Gökçen ve Murathan kendilerini zorlu bir yol ayrımında bulacaklardır.
Aşk mı? Yoksa yaşatmak için yapılan büyük bir fedakârlık mı?
Seçim yapmak ikisi için de kolay olmayacak, hayatın onları sürüklediği dipsiz uçurumlara beraber yürüyeceklerdir.
Gökçen yaşadıklarından sonra zorlu zamanlar geçirir ve bu zamanları da Murathan sayesinden atlatır.
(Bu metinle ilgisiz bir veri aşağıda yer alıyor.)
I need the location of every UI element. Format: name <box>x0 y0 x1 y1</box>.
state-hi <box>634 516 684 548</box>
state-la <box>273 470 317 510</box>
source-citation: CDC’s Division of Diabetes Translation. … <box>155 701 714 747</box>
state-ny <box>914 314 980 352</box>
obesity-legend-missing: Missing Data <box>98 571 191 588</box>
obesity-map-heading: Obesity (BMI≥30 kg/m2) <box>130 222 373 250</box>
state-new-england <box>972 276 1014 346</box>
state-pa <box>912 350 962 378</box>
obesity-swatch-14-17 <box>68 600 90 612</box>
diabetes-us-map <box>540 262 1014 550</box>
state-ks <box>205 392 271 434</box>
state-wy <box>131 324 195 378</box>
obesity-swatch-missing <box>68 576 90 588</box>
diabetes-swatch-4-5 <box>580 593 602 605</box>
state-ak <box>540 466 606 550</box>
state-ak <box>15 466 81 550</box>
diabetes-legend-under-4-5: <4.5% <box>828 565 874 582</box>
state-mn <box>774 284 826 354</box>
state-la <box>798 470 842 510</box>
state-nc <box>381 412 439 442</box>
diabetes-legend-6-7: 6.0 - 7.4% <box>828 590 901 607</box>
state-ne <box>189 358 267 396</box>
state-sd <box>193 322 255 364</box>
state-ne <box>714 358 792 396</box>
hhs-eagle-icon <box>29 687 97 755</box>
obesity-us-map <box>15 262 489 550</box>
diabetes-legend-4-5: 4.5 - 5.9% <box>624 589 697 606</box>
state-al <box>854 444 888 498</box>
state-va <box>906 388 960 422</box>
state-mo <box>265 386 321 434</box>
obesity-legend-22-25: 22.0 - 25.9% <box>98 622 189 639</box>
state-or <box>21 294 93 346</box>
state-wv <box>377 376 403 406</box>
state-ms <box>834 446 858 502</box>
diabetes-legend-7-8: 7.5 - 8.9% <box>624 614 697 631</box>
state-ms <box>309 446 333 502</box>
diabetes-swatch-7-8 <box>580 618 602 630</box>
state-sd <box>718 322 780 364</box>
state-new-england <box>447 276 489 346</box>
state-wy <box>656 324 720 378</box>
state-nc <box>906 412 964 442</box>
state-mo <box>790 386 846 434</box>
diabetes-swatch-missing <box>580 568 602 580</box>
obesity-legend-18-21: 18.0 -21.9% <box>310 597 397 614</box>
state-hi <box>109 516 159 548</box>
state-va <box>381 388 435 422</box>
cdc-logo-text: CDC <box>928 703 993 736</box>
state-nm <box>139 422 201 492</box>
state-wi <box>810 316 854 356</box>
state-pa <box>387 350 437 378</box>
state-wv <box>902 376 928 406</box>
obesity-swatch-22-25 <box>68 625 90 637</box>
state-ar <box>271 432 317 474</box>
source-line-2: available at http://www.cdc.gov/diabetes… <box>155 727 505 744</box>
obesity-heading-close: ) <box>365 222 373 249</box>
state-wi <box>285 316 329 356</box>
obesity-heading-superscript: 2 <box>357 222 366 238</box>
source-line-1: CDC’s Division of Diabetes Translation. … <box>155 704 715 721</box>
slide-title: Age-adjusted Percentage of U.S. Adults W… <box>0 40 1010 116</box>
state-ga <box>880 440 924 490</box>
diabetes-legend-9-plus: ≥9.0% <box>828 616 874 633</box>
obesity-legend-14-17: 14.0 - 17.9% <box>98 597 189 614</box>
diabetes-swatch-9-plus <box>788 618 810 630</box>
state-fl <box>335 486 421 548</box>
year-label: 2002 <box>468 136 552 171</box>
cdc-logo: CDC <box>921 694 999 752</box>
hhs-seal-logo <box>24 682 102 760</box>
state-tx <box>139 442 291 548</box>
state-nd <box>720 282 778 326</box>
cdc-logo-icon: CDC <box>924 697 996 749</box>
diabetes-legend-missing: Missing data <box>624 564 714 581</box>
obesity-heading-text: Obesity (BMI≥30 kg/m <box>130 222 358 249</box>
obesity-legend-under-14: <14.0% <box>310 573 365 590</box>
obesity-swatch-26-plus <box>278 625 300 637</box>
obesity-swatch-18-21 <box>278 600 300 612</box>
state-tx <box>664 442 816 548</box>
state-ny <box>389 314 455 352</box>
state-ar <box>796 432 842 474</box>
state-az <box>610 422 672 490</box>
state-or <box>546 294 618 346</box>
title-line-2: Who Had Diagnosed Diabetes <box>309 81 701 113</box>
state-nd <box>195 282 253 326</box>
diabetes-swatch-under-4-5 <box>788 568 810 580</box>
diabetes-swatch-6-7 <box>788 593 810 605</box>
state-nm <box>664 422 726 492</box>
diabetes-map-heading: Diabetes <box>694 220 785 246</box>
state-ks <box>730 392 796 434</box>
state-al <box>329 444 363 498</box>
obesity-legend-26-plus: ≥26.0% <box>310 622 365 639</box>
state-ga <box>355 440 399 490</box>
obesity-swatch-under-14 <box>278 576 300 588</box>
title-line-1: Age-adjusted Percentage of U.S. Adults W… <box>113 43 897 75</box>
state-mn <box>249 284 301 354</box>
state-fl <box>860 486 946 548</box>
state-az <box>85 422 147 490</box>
Kaçıldığı zaman ona yardım eden Zehra'yı da bir şekilde hayata adapte etmeye çalışır.
Kendisinden saklanan sırlar yüzünden zor durumlar yaşayan Gökçen bu yüzden daha da sıkıntılı zamanlar yaşar bu sefer daha zorlanacaktır çünkü kendisine iyi gelen kişi yanında değildir.
Şimdi böyle yazınca garip oldu ama spoiler vermeden anca bu kadar arkadaşlar.
İlk iki kitapta Gökçen'in bazı hallerine gıcık olmuştum ama çok şükür burada öyle değildi ve çoğu yaşadığı şeyler yüzünden kendisine üzüldüm açıkçası.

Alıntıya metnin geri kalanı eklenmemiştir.